High Court halts deportation over citizenship dispute — but family vanishes en-route, sparking legal and humanitarian outcry.
In a dramatic twist to an unfolding deportation crisis, the Jammu and Kashmir High Court has stayed the expulsion of a serving police constable and his eight siblings — residents of Salwah in Poonch — on the grounds that they may not be Pakistani citizens.
But before the court issued its directive, the family had already taken away to the Attari border in Punjab — and is now reportedly missing.
The family includes J&K Police Constable Iftkhar Ali, 45, and his four brothers and four sisters, all born to Faqur Din, a man described as a hereditary state subject and Indian citizen under the 1955 Citizenship Act.
The deportation notice, issued by the Poonch Deputy Commissioner on April 26, was received just days before their removal on April 28, following instructions from the Centre that all Pakistani nationals without valid long-term visas must leave the country.
Constable Ali, currently posted at the Vaishno Devi base camp, and his siblings were taken into custody on April 28 and transported overnight to Attari. They were reportedly scheduled for deportation the next morning. However, the High Court intervened on April 29, issuing a stay and directing the authorities not to expel them from Jammu and Kashmir.
Justice Rahul Bharti, noting “prima facie a case is made out” based on revenue documents and historical evidence of residence, ordered that the family not be forced to leave pending further inquiry.
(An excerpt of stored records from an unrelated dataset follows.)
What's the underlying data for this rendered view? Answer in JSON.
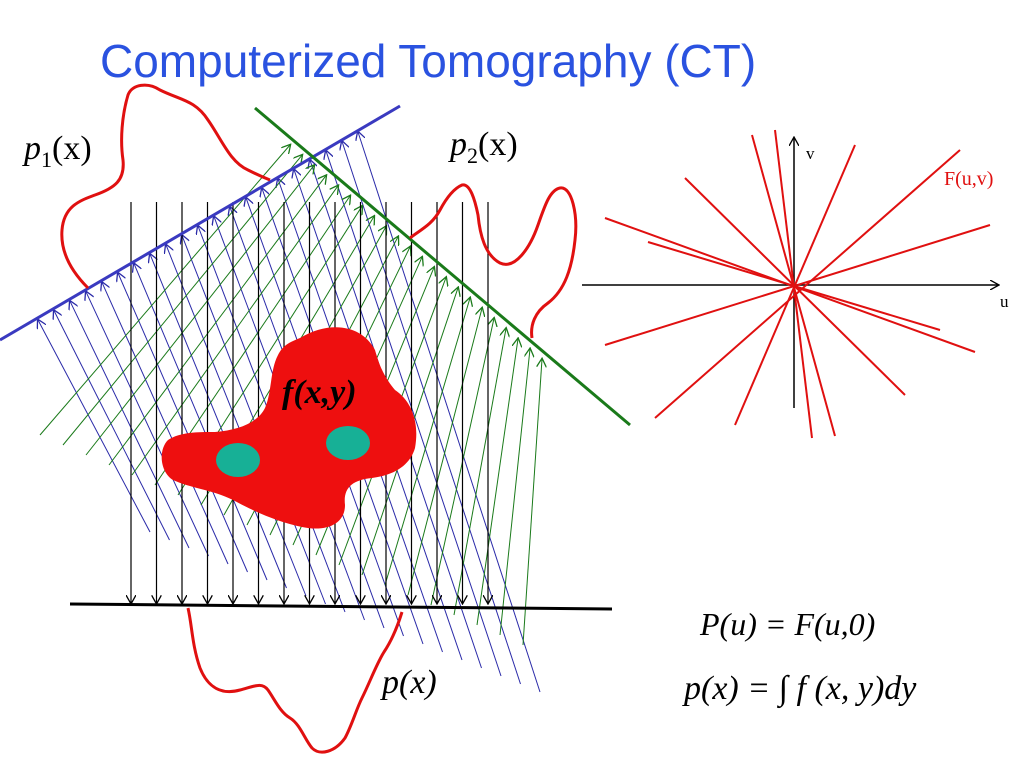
{
  "slide": {
    "title": "Computerized Tomography (CT)"
  },
  "labels": {
    "p1": {
      "base": "p",
      "sub": "1",
      "arg": "(x)"
    },
    "p2": {
      "base": "p",
      "sub": "2",
      "arg": "(x)"
    },
    "p": {
      "text": "p(x)"
    },
    "object": "f(x,y)",
    "axis_u": "u",
    "axis_v": "v",
    "fourier": "F(u,v)"
  },
  "equations": {
    "slice_theorem": "P(u) = F(u,0)",
    "projection": "p(x) = ∫ f (x, y)dy"
  },
  "colors": {
    "title": "#2a52e0",
    "vertical_rays": "#000000",
    "green_rays": "#1a7a1a",
    "blue_rays": "#2a2aa8",
    "profile_curve": "#e01010",
    "object_fill": "#ee0f0f",
    "inclusion_fill": "#17b096",
    "spokes": "#e01010"
  }
}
The court also demanded an affidavit from the Poonch Deputy Commissioner detailing any property held by the family in Salwah, either individually or through their late father.
But it may have come too late.
On April 30, Poonch SSP Shafqat Hussain admitted there was “uncertainty about their whereabouts.” With the family unaccounted for, questions mount over procedural lapses and potential human rights violations.
The family's legal battle hinges on a complex history: during the 1965 India-Pakistan war, Faqur Din and his family were displaced as Pakistani forces temporarily occupied parts of the Line of Control. They lived in a refugee camp in Tralkhal, PoK, where six of the nine siblings were born. Local villagers corroborate that the family returned to Salwah between the late 1980s and early 1990s.
While state subject certificates were issued to Ali in 1997 and to his siblings in 2000, the central government never finalized their citizenship status. The situation took a turn when their residency status was revoked, allegedly due to false complaints from relatives aiming to claim their ancestral land.
“They are not Pakistanis. My husband was born here, served here, and this land is all we know,” Iftkhar Ali’s wife told reporters tearfully. “Sending him away is not just injustice—it's erasure.”
Locals, including former Salwah sarpanch Showkat Ahmed, echoed her sentiment, describing emotional scenes at the family home as neighbors rallied to stop the deportation.
The High Court has listed the next hearing for May 20. But unless the family is traced and brought back from the brink of deportation, justice may arrive too late.